At present, oHSV applied in clinical trials have not experienced serious adverse result and has achieved some effectiveness. For example, HSV1716 has been used for the treatment of oral squamous cell carcinoma and gloma [85,86,87]; G47Δ showed efficacy in glioma, breast cancer [93], malignant peripheral nerve sheath tumor [92], schwannoma [89], nasopharyngeal carcinoma [71], hepatocellular carcinoma [88], prostate cancer [87, 90, 91], colorectal cancer and thyroid carcinoma; NV1020 can effectively control liver metastasis and prolong survival via re-sensitizing to chemotherapy [100].

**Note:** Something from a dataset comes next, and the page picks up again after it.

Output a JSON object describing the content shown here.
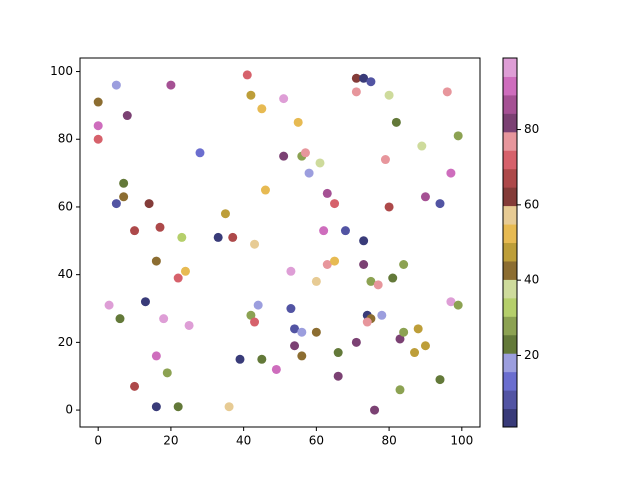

Although the deleted or mutated genes confer safety and selectivity to oHSV in the treatments of tumor cells, efficacy has been attenuated. Direct injection of oHSVs is usually preferred during treatment, but this procedure limits the delivery to the sites where the tumor actually occurs. Physical factors like the extracellular matrix can limit the initial distribution and external diffusion of oHSV in the tumors [119]. The inborn and acquired anti-virus immunity can limit the replication and spread of oHSV [120]. In oncolytic virotherapy, these are only some examples of the many hurdles to be overcome. This made it necessary to combine oHSV with other therapies. The expectations are to develop a combination therapy regimen that produces synergic action against tumor cells without overlapping side effects. For examples, the combinations of oHSV with collagenase can degrade the extracellular matrix of tumors by collagenase, and make the region outside the injection site of virus particles diffuse; Injection of circulating RGD peptide before oHSV infection can reduce the permeability of blood vessels and infiltration of leukocytes in tumors [112]; and many published combination joint research tested the efficacy of oHSV combined with immunotherapies and chemotherapies in vitro. These identified combinations have achieved some good results.

With the development of preclinical research into clinical application, it is more likely to achieve greater success in understanding the combination of oHSV and other treatments. In a word, there are many areas to be researched in development of oHSV combined with other therapies. But hopefully all would join hand to cure cancer patients.